First pressing chamber and second pressing chamber that in described first cylinder thorax and the described second cylinder thorax, limit respectively by described double-head piston;

Described suction structure in the described compressor comprises:

First rotary valve, it introduces described first pressing chamber with freezing mixture from described suction pressure district via first guiding channel;

Second rotary valve, it introduces described second pressing chamber with freezing mixture from described suction pressure district via second guiding channel, and wherein, the each several part of the each several part of described first guiding channel and described second guiding channel all is formed in the described running shaft;

First communication passage, it has circular cross-section and is formed in the described cylinder body, so that described first pressing chamber is connected on described first guiding channel; And

Second communication passage, it has circular cross-section and is formed in the described cylinder body, so that described second pressing chamber is connected on described second guiding channel, wherein, from described suction pressure district via described first guiding channel to the distance of described first communication passage greater than from described suction pressure district via the distance of described second guiding channel to described second communication passage, and wherein, the diameter of described first communication passage is greater than the diameter of described second communication passage, and

The diameter of described first communication passage is less than or equal to 1.8 times of diameter of described second communication passage.

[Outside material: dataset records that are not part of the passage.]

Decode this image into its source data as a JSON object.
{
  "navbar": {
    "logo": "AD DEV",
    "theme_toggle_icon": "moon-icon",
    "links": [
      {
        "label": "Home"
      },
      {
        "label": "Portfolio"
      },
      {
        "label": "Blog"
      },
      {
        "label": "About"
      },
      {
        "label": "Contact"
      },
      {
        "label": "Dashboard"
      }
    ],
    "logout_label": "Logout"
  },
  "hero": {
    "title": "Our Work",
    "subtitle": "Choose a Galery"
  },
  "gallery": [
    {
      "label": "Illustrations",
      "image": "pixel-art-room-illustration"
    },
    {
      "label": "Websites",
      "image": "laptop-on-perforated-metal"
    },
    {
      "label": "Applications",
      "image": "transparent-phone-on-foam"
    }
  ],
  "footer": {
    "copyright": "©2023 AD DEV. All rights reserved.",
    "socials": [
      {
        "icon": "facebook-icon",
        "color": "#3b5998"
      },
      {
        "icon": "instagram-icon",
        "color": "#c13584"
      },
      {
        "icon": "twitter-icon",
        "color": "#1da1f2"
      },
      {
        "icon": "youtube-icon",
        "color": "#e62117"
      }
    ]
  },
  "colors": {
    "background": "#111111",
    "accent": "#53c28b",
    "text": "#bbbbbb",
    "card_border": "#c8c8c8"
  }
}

2. suction structure according to claim 1 is characterized in that, the diameter of described first communication passage is less than or equal to 1.4 times of diameter of described second communication passage.

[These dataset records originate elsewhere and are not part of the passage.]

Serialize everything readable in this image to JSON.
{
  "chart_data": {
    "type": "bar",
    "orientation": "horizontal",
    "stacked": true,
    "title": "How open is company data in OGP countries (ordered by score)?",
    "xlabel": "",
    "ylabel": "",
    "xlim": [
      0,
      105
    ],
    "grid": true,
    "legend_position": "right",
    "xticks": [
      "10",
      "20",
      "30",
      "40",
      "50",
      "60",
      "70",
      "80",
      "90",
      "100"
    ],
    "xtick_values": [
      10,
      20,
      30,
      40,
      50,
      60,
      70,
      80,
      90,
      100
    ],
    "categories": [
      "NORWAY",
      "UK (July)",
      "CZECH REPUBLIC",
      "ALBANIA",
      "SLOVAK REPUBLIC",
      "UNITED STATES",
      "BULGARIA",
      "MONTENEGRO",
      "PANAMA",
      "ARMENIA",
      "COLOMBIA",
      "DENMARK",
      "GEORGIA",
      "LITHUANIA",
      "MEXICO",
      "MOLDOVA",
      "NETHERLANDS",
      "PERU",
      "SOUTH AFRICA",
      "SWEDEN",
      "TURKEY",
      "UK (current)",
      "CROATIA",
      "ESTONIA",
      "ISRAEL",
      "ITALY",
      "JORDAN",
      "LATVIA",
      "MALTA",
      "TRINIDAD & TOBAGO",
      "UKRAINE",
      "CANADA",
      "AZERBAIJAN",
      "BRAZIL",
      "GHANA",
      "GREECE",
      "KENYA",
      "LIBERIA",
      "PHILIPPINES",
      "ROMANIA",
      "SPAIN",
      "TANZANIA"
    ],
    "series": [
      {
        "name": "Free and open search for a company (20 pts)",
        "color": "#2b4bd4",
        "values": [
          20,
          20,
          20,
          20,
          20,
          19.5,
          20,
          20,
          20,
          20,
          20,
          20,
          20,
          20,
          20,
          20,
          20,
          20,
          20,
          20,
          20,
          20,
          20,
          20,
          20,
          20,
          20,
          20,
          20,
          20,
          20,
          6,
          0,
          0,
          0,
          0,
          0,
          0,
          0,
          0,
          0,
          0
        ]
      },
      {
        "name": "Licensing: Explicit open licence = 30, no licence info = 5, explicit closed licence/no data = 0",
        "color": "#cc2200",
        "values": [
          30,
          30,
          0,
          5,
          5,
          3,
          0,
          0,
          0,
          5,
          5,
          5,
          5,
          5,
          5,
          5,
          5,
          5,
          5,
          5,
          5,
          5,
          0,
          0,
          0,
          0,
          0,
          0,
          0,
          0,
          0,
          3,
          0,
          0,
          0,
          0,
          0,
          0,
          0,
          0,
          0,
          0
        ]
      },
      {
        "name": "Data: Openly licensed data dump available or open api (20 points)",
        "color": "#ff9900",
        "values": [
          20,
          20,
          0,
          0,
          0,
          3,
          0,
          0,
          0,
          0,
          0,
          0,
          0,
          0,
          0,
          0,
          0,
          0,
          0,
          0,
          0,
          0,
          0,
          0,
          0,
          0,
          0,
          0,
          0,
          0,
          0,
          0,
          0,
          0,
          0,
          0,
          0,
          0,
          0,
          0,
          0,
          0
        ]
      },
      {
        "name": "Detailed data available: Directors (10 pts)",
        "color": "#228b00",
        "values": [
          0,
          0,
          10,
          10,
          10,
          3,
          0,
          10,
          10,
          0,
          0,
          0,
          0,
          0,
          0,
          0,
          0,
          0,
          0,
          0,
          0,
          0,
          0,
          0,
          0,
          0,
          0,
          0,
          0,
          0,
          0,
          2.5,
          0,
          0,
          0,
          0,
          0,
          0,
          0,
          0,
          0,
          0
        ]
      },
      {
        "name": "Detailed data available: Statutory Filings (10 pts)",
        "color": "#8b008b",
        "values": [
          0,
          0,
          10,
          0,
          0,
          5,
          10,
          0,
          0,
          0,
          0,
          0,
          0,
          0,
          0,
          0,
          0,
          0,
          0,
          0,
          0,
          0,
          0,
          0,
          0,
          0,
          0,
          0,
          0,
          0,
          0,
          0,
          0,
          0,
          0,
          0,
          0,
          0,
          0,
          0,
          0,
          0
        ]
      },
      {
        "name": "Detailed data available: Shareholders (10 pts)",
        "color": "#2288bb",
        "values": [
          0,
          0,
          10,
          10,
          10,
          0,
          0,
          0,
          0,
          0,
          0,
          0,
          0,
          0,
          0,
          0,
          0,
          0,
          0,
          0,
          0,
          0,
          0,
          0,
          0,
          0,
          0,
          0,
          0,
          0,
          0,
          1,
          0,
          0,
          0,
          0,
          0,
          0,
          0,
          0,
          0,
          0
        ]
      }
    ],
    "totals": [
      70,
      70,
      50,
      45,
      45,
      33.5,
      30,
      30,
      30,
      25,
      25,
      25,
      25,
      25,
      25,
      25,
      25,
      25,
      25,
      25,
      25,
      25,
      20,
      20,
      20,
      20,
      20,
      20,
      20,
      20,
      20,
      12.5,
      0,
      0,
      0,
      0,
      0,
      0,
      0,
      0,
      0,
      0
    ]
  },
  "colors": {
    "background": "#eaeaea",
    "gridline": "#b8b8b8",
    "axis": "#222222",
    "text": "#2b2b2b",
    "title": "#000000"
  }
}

3. suction structure according to claim 1 is characterized in that, the part of shared described first guiding channel of described second guiding channel in the described running shaft.

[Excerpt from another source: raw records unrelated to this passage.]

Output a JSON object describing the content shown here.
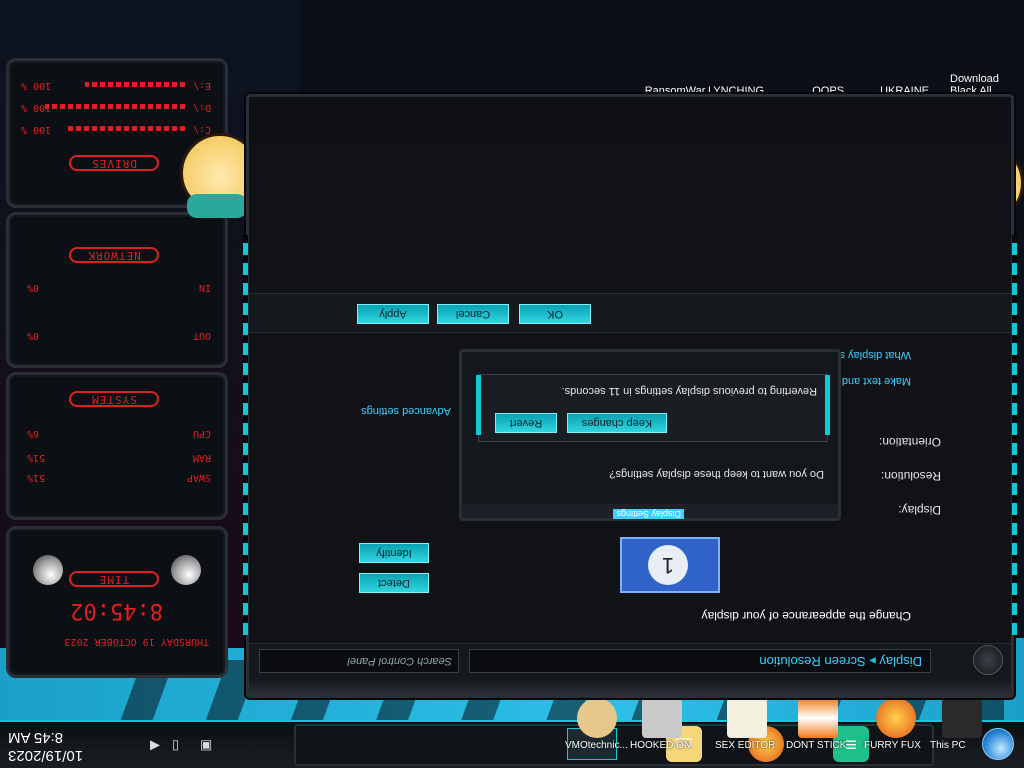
{
  "taskbar": {
    "clock_time": "8:45 AM",
    "clock_date": "10/19/2023"
  },
  "desktop_icons": [
    {
      "label": "This PC"
    },
    {
      "label": "FURRY FUX"
    },
    {
      "label": "DONT STICK"
    },
    {
      "label": "SEX EDITOR"
    },
    {
      "label": "HOOKED ON"
    },
    {
      "label": "VMOtechnic..."
    }
  ],
  "top_links": [
    {
      "label": "Download Black All..."
    },
    {
      "label": "UKRAINE"
    },
    {
      "label": "OOPS"
    },
    {
      "label": "LYNCHING"
    },
    {
      "label": "RansomWar..."
    }
  ],
  "window": {
    "breadcrumb": [
      "Display",
      "Screen Resolution"
    ],
    "search_placeholder": "Search Control Panel",
    "heading": "Change the appearance of your display",
    "monitor_number": "1",
    "detect_label": "Detect",
    "identify_label": "Identify",
    "display_label": "Display:",
    "resolution_label": "Resolution:",
    "orientation_label": "Orientation:",
    "advanced_link": "Advanced settings",
    "larger_link": "Make text and other items larger or smaller",
    "which_link": "What display settings should I choose?",
    "ok_label": "OK",
    "cancel_label": "Cancel",
    "apply_label": "Apply"
  },
  "dialog": {
    "title": "Display Settings",
    "question": "Do you want to keep these display settings?",
    "keep_label": "Keep changes",
    "revert_label": "Revert",
    "countdown": "Reverting to previous display settings in 11 seconds."
  },
  "gadgets": {
    "time_title": "TIME",
    "time_value": "8:45:02",
    "date_value": "THURSDAY 19 OCTOBER 2023",
    "system_title": "SYSTEM",
    "cpu_label": "CPU",
    "cpu_value": "6%",
    "ram_label": "RAM",
    "ram_value": "51%",
    "swap_label": "SWAP",
    "swap_value": "51%",
    "network_title": "NETWORK",
    "in_label": "IN",
    "in_value": "0%",
    "out_label": "OUT",
    "out_value": "0%",
    "drives_title": "DRIVES",
    "drives": [
      {
        "letter": "C:\\",
        "value": "100 %"
      },
      {
        "letter": "D:\\",
        "value": "100 %"
      },
      {
        "letter": "E:\\",
        "value": "100 %"
      }
    ]
  }
}
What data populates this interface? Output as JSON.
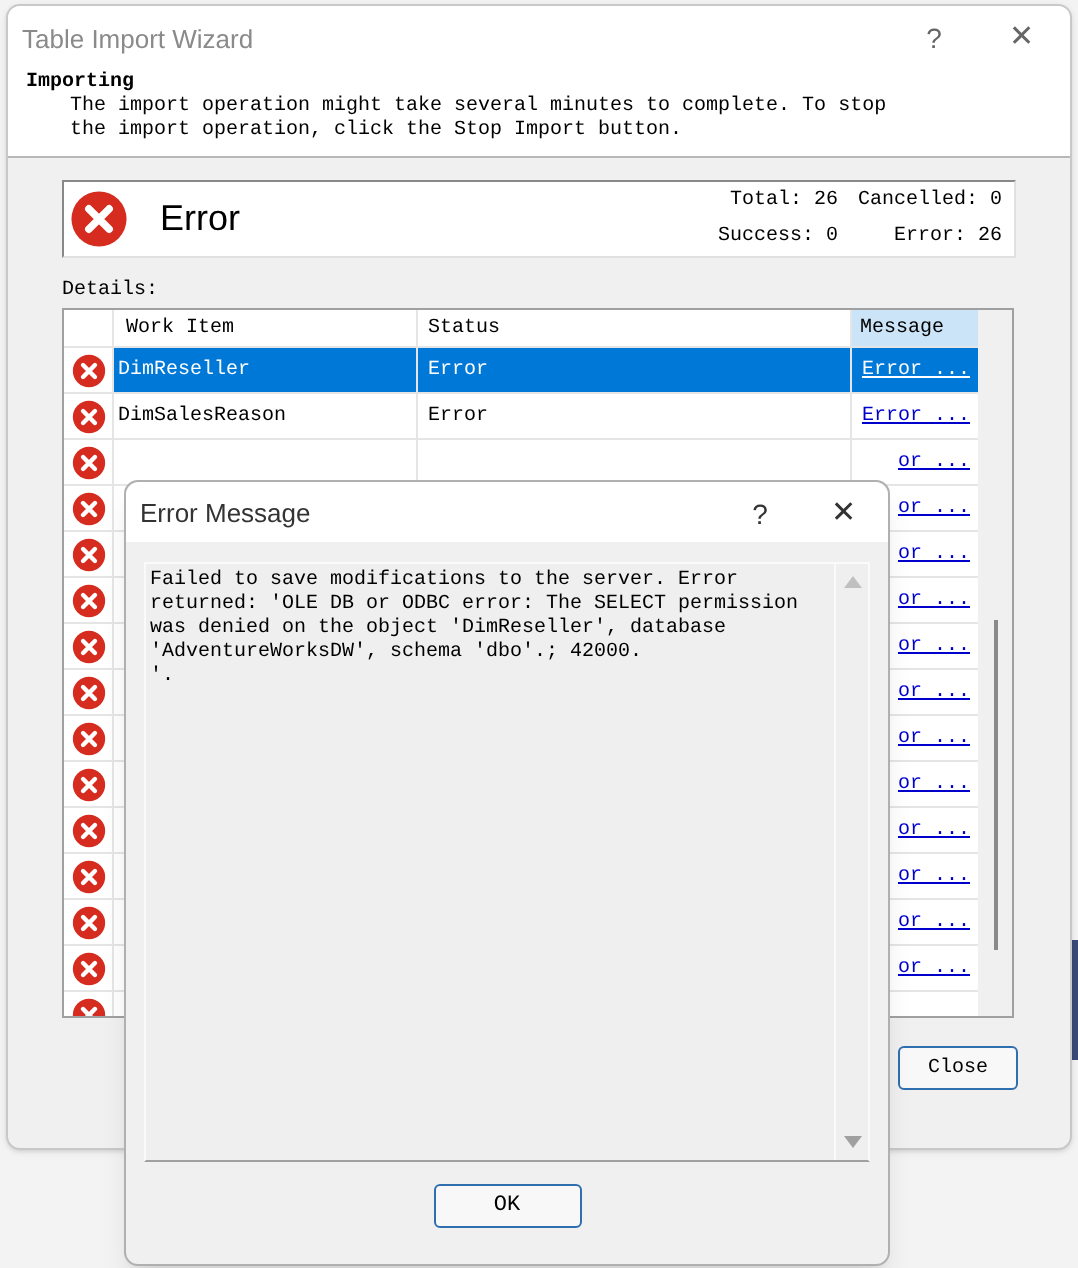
{
  "window": {
    "title": "Table Import Wizard",
    "help": "?",
    "close": "✕"
  },
  "header": {
    "title": "Importing",
    "description": "The import operation might take several minutes to complete. To stop\nthe import operation, click the Stop Import button."
  },
  "status": {
    "kind": "error",
    "title": "Error",
    "total": "Total: 26",
    "cancelled": "Cancelled: 0",
    "success": "Success: 0",
    "errors": "Error: 26"
  },
  "details_label": "Details:",
  "table": {
    "columns": [
      "Work Item",
      "Status",
      "Message"
    ],
    "rows": [
      {
        "kind": "error",
        "selected": true,
        "work_item": "DimReseller",
        "status": "Error",
        "message": "Error ..."
      },
      {
        "kind": "error",
        "selected": false,
        "work_item": "DimSalesReason",
        "status": "Error",
        "message": "Error ..."
      },
      {
        "kind": "error",
        "selected": false,
        "message": "or ..."
      },
      {
        "kind": "error",
        "selected": false,
        "message": "or ..."
      },
      {
        "kind": "error",
        "selected": false,
        "message": "or ..."
      },
      {
        "kind": "error",
        "selected": false,
        "message": "or ..."
      },
      {
        "kind": "error",
        "selected": false,
        "message": "or ..."
      },
      {
        "kind": "error",
        "selected": false,
        "message": "or ..."
      },
      {
        "kind": "error",
        "selected": false,
        "message": "or ..."
      },
      {
        "kind": "error",
        "selected": false,
        "message": "or ..."
      },
      {
        "kind": "error",
        "selected": false,
        "message": "or ..."
      },
      {
        "kind": "error",
        "selected": false,
        "message": "or ..."
      },
      {
        "kind": "error",
        "selected": false,
        "message": "or ..."
      },
      {
        "kind": "error",
        "selected": false,
        "message": "or ..."
      },
      {
        "kind": "error",
        "selected": false
      }
    ]
  },
  "buttons": [
    "Close"
  ],
  "dialog": {
    "title": "Error Message",
    "help": "?",
    "close": "✕",
    "message": "Failed to save modifications to the server. Error\nreturned: 'OLE DB or ODBC error: The SELECT permission\nwas denied on the object 'DimReseller', database\n'AdventureWorksDW', schema 'dbo'.; 42000.\n'.",
    "ok": "OK"
  }
}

4. double-headed piston type compressor comprises:

Cylinder body;

Running shaft by described cylinder body supporting;

The cam body that forms with described running shaft;

The double-head piston that engages with described cam body, wherein, the rotation of described running shaft is transferred to described piston via described cam body;

With first rotary valve that described running shaft rotates with being integral, wherein, described first rotary valve has first guiding channel, so that freezing mixture is introduced described first pressing chamber from the suction pressure district via described first guiding channel;

Second rotary valve that rotates with described running shaft with being integral, wherein, described second rotary valve has second guiding channel, so that freezing mixture is introduced described second pressing chamber from described suction pressure district via described second guiding channel, wherein, the each several part of the each several part of described first guiding channel and described second guiding channel all is formed in the described running shaft;

Second communication passage, it has circular cross-section and is formed in the described cylinder body, so that described second pressing chamber is connected on described second guiding channel, wherein, from described suction pressure district via described first guiding channel to the distance of described first communication passage greater than from described suction pressure district via the distance of described second guiding channel to described second communication passage, wherein, the diameter of described first communication passage is greater than the diameter of described second communication passage

Wherein, the diameter of described first communication passage is less than or equal to 1.8 times of diameter of described second communication passage.